ARTIK DAHA KEYIFLI MUSUNUZ?
Artık yaşıyor olsaydım tüm bu üstte yazılanları tek tek anlatırdım: Hüzünlerimi, yıkımlarımı, bu genç yaşta uğradığım tüm haksızlıkları anlatırdım. Evet, ben öldüm lakin içinizden birileri benim adıma, beni öldüren o dört bireye şunu sorsun lütfen: “Hamza fizikî olarak yok artık aranızda, artık daha mı memnunsunuz yahut artık daha mı az probleminiz var? Sizin için ne değişti?”
Ben Hamza Casus. Yurdundan zorla yerinden edilmiş milyonlarca Suriyeli mülteciden yalnızca birisiydim. 15 Temmuz 2020 tarihinde dört kişi beni döverek katlettiğinde yalnızca 17 yaşındaydım. Benden söylemesi: Arbede etmek yerine yalnızca birbirinizi dinlemeye çalışın, birbirinize karşı önyargılar oluşturup birbirinizi ‘öteki’leştirmek yerine gönülden gönüle köprü kurmak için çabalayın.
Bu kelamım bilhassa erkeklere, artık kirli ellerinizi bayanların üzerinden çekin ve onları hiçbir formda taciz etmeyin. Yazımı hayatını benim üzere sürgünde geçirmiş ve tekrar benim üzere sürgünde hayatını kaybetmiş, hüznün ve sevdanın en büyük isimlerinden birisi olan Suriyeli şair Nizar Qabbani’nin bir şiiriyle sonlandırmak isterim.
Neden?
Kendimi her vakit sorgularım.
Neden sevgi dünyadaki herkes için lakin herkes için yok?

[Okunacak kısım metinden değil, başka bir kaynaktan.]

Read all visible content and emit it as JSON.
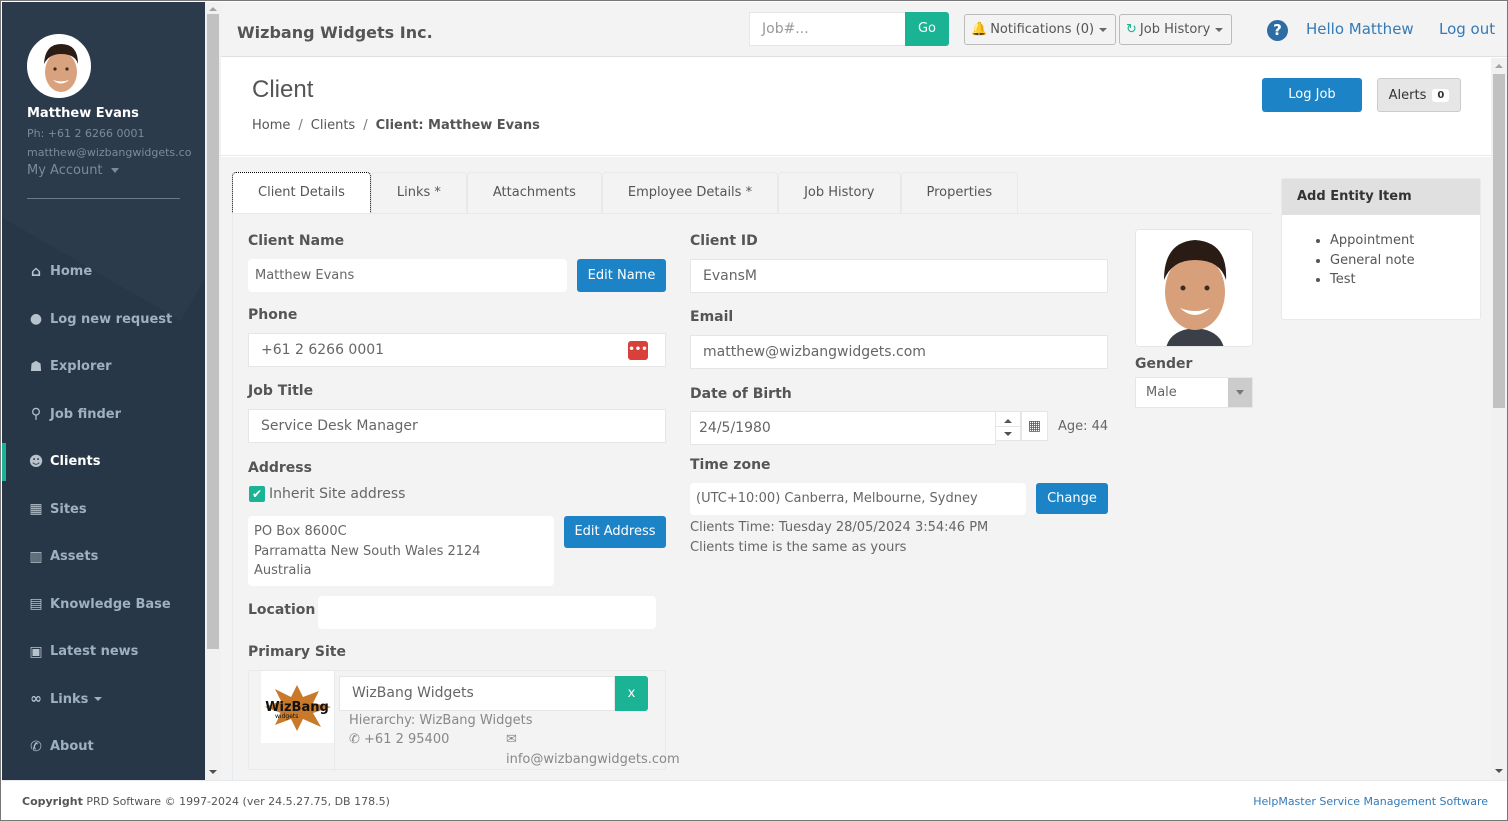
{
  "user": {
    "name": "Matthew Evans",
    "phone": "Ph: +61 2 6266 0001",
    "email": "matthew@wizbangwidgets.co",
    "account_menu": "My Account"
  },
  "sidebar": {
    "items": [
      {
        "label": "Home",
        "icon": "home-icon"
      },
      {
        "label": "Log new request",
        "icon": "circle-icon"
      },
      {
        "label": "Explorer",
        "icon": "explorer-icon"
      },
      {
        "label": "Job finder",
        "icon": "search-icon"
      },
      {
        "label": "Clients",
        "icon": "user-icon",
        "active": true
      },
      {
        "label": "Sites",
        "icon": "building-icon"
      },
      {
        "label": "Assets",
        "icon": "barcode-icon"
      },
      {
        "label": "Knowledge Base",
        "icon": "book-icon"
      },
      {
        "label": "Latest news",
        "icon": "newspaper-icon"
      },
      {
        "label": "Links",
        "icon": "link-icon"
      },
      {
        "label": "About",
        "icon": "phone-icon"
      }
    ]
  },
  "topbar": {
    "brand": "Wizbang Widgets Inc.",
    "job_search_placeholder": "Job#...",
    "go_label": "Go",
    "notifications_label": "Notifications (0)",
    "job_history_label": "Job History",
    "help_glyph": "?",
    "hello": "Hello Matthew",
    "logout": "Log out"
  },
  "header": {
    "title": "Client",
    "breadcrumb": [
      "Home",
      "Clients",
      "Client: Matthew Evans"
    ],
    "log_job_label": "Log Job",
    "alerts_label": "Alerts",
    "alerts_count": "0"
  },
  "tabs": [
    "Client Details",
    "Links *",
    "Attachments",
    "Employee Details *",
    "Job History",
    "Properties"
  ],
  "form": {
    "client_name_label": "Client Name",
    "client_name_value": "Matthew Evans",
    "edit_name_label": "Edit Name",
    "phone_label": "Phone",
    "phone_value": "+61 2 6266 0001",
    "job_title_label": "Job Title",
    "job_title_value": "Service Desk Manager",
    "address_label": "Address",
    "inherit_label": "Inherit Site address",
    "inherit_checked": true,
    "address_lines": [
      "PO Box 8600C",
      "Parramatta New South Wales 2124",
      "Australia"
    ],
    "edit_address_label": "Edit Address",
    "location_label": "Location",
    "location_value": "",
    "primary_site_label": "Primary Site",
    "site_name": "WizBang Widgets",
    "site_clear": "x",
    "site_hierarchy": "Hierarchy: WizBang Widgets",
    "site_phone": "+61 2 95400",
    "site_email": "info@wizbangwidgets.com",
    "site_logo_text": "WizBang",
    "site_logo_sub": "widgets",
    "client_id_label": "Client ID",
    "client_id_value": "EvansM",
    "email_label": "Email",
    "email_value": "matthew@wizbangwidgets.com",
    "dob_label": "Date of Birth",
    "dob_value": "24/5/1980",
    "age": "Age: 44",
    "timezone_label": "Time zone",
    "timezone_value": "(UTC+10:00) Canberra, Melbourne, Sydney",
    "change_label": "Change",
    "clients_time": "Clients Time: Tuesday 28/05/2024 3:54:46 PM",
    "clients_time_note": "Clients time is the same as yours",
    "gender_label": "Gender",
    "gender_value": "Male"
  },
  "entity": {
    "title": "Add Entity Item",
    "items": [
      "Appointment",
      "General note",
      "Test"
    ]
  },
  "footer": {
    "copyright_bold": "Copyright",
    "copyright_rest": " PRD Software © 1997-2024 (ver 24.5.27.75, DB 178.5)",
    "product": "HelpMaster Service Management Software"
  },
  "colors": {
    "sidebar_bg": "#283747",
    "accent_green": "#1ab394",
    "primary_blue": "#1c84c6",
    "link_blue": "#337ab7",
    "phone_ext_red": "#d9403a"
  }
}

Tıpkı şafak vakti güneşin herkes için doğması üzere
Neden sevgi, ekmek ve şarap üzere değil?
Yahut tıpkı ırmaktaki su üzere değil?
Neden beşerler bir şeyleri kirletmeden kolay bir biçimde sevemiyor?
Tıpkı denizdeki balık üzere yahut ayın galaksideki dönüşü üzere.
Neden sevgi, vatanımda bir şiir kitabı kadar pahalı değil?
Neden?
Not: Sevgili Hamza, yerin cennet olsun. Seni koruyamadık, sana insani bir ömür alanı sağla(ya)madık. Hamza, tacize uğrayan bir bayanı savunurken katledildi, o hepimize sonunda vefat bilse olsa kayıtsız koşulsuz hak savunuculuğu yapmamız gerektiğini gösterdi. Bize düşen de onun anısına ve insani duruşuna hürmetimizi göstermek ve Hamza’nın kıssasını dünyanın dört bir yanına yaymak. Kendi adıma altını çizerek söylemek istiyorum. Nefes aldığım surece Hamza’nın sesi olacak ve onun bize bıraktığı insani mirası yaşatmaya devam edeceğim. Hamza’nın çok pahalı ailesine de baş sıhhati diliyorum. Elbette Hamza’nın tırnağı bile olamam lakin beni de bir oğlunuz bilin.